A new report has revealed an ‘alarming rise’ in the number of people dying before their time in the North.
The study by academics at the University of Manchester found there was a ‘North/South’ divide with 1.2m more early deaths - before the age of 75 - in the North than in the South from 1965 to 2015.
The research also number death rates among middle-aged adults has been rising since the mid-90s and is now at alarming levels, with 49% more deaths among 35-44 year olds and 29% more deaths among 25-34 year olds in the North in 2015.

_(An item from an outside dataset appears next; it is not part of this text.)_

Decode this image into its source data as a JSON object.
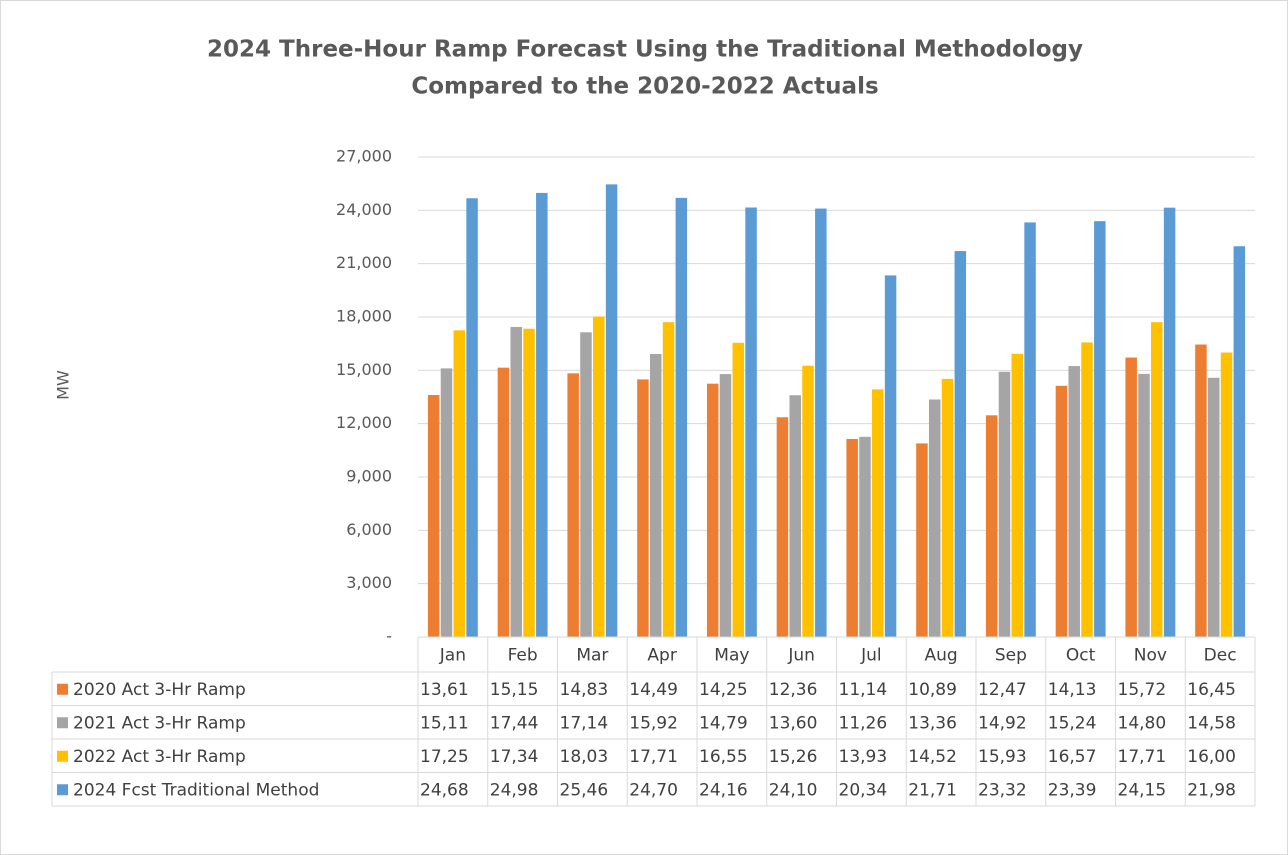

The study used data from the Office of National Statistics on the whole English population from 1965 to 2015.
‘Five decades of death records tell a tale of two Englands - North and South, divided by resources and life expectancy – a profound inequality resistant to the public health interventions of successive governments,’ said lead researcher, Professor Iain Buchan.
‘A new approach is required, one that must address the economic and social factors that underpin early deaths, especially in younger populations, and one that focuses on rebalancing the wider economy to help drive investment in northern towns and cities,’ said lead researcher, he added.
‘The devolution of centralised powers may enable civic leaders to seed the economic growth to tackle this divide, but only if they are given the proportionate northern weighting of funds to do so.’
The chief executive of the Northern Health Science Alliance, Dr Hakim Yadi, said research conducted by IPPR North ‘demonstrates the Government invests much less in health research funding in the North of England than in the South, despite the huge need’.